Le verbe « envelopper » a plusieurs acceptions :
1. Entourer d’une chose souple qui couvre de tous côtés (couvrir, recouvrir).
Envelopper un objet dans du papier, une étoffe (emballer, empaqueter, enrouler), envelopper la vaisselle pour un déménagement.
Envlopper un pain dans un linge.
Envelopper un meuble dans une housse.
Envelopper un enfant dans une couverture (emmitoufler, rouler).
Verbe pronominal : S’envelopper dans un châle.
Mettre dans une enveloppe.
Locution familière : Je vous l’enveloppe ? (pour conclure une vente) : c’est d’accord ?
Faut-il vous l’envelopper ? (emballer).
Il a une manière de l’envelopper, de vous envelopper, de faire passer, de faire avaler la chose.
2. Constituer l’enveloppe de.
Emballages qui enveloppent les marchandises.
Organe qui en enveloppe un autre (amplectif).
Participe passé adjectival : (sens familier) Personne (bien) enveloppée (de graisse), un peu grosse (enrobé).
Il n’est pas gros, juste un peu enveloppé.
3. Entourer (de quelqe chose qui semble recouvrir). Les ténèbres enveloppent la terre.

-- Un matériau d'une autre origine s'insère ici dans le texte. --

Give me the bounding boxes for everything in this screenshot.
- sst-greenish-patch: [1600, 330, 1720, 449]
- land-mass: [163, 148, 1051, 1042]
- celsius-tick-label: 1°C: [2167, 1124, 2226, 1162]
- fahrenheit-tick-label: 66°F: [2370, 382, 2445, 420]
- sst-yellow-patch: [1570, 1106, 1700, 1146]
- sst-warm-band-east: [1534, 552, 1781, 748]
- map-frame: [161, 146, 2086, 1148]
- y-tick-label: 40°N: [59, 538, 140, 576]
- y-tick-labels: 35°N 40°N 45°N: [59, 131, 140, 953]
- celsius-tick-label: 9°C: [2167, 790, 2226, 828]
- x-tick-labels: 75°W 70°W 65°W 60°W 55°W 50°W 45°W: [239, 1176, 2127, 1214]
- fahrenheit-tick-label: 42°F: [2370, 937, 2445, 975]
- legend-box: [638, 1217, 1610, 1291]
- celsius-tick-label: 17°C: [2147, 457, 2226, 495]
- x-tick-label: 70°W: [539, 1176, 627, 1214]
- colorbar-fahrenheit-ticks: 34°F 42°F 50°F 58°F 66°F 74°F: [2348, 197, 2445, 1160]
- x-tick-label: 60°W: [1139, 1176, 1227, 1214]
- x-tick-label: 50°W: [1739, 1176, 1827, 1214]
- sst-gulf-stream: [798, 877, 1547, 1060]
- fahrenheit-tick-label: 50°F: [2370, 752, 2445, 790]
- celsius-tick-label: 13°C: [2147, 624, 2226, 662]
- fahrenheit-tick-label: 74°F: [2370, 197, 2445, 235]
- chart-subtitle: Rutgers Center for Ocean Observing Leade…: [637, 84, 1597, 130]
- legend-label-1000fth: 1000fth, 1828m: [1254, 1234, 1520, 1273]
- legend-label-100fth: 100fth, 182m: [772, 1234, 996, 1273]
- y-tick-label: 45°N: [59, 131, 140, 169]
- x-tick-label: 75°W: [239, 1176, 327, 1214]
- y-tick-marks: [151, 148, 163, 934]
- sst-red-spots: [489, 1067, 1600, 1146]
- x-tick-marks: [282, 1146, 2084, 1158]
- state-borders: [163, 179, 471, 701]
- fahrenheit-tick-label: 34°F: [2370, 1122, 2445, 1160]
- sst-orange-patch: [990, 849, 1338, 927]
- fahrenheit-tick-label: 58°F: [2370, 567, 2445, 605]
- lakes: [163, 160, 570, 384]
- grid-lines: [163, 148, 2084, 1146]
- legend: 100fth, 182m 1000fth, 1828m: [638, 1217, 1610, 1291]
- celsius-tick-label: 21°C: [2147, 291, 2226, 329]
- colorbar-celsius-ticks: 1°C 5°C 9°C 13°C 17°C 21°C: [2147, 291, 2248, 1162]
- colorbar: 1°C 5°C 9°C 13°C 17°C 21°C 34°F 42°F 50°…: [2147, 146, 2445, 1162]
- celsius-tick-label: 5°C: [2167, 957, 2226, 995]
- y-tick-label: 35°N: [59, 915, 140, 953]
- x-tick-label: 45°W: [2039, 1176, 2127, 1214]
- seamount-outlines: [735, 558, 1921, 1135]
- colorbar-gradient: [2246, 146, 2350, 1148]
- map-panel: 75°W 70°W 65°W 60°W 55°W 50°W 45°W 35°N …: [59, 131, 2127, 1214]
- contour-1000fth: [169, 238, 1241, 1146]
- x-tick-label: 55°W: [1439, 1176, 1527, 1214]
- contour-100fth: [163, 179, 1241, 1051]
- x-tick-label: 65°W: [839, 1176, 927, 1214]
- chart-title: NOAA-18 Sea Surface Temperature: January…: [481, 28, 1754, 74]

4. Littéraire : Entourer pour cacher.
Envelopper la réalité d’un voile.
Reproches enveloppés de compliments.
5. Militaire (rare) : Environner de toutes parts de manière à ne pas laisser d’issue. Attaquer l’ennemi après l’avoir enveloppé (cerner, encercler, investir ; enveloppement).
6. Prendre comme dans un filet, dans un réseau de ruses, de mensonges (circonvenir).
Contraires d’envelopper : déballer, développer, dégager, étaler, manifester.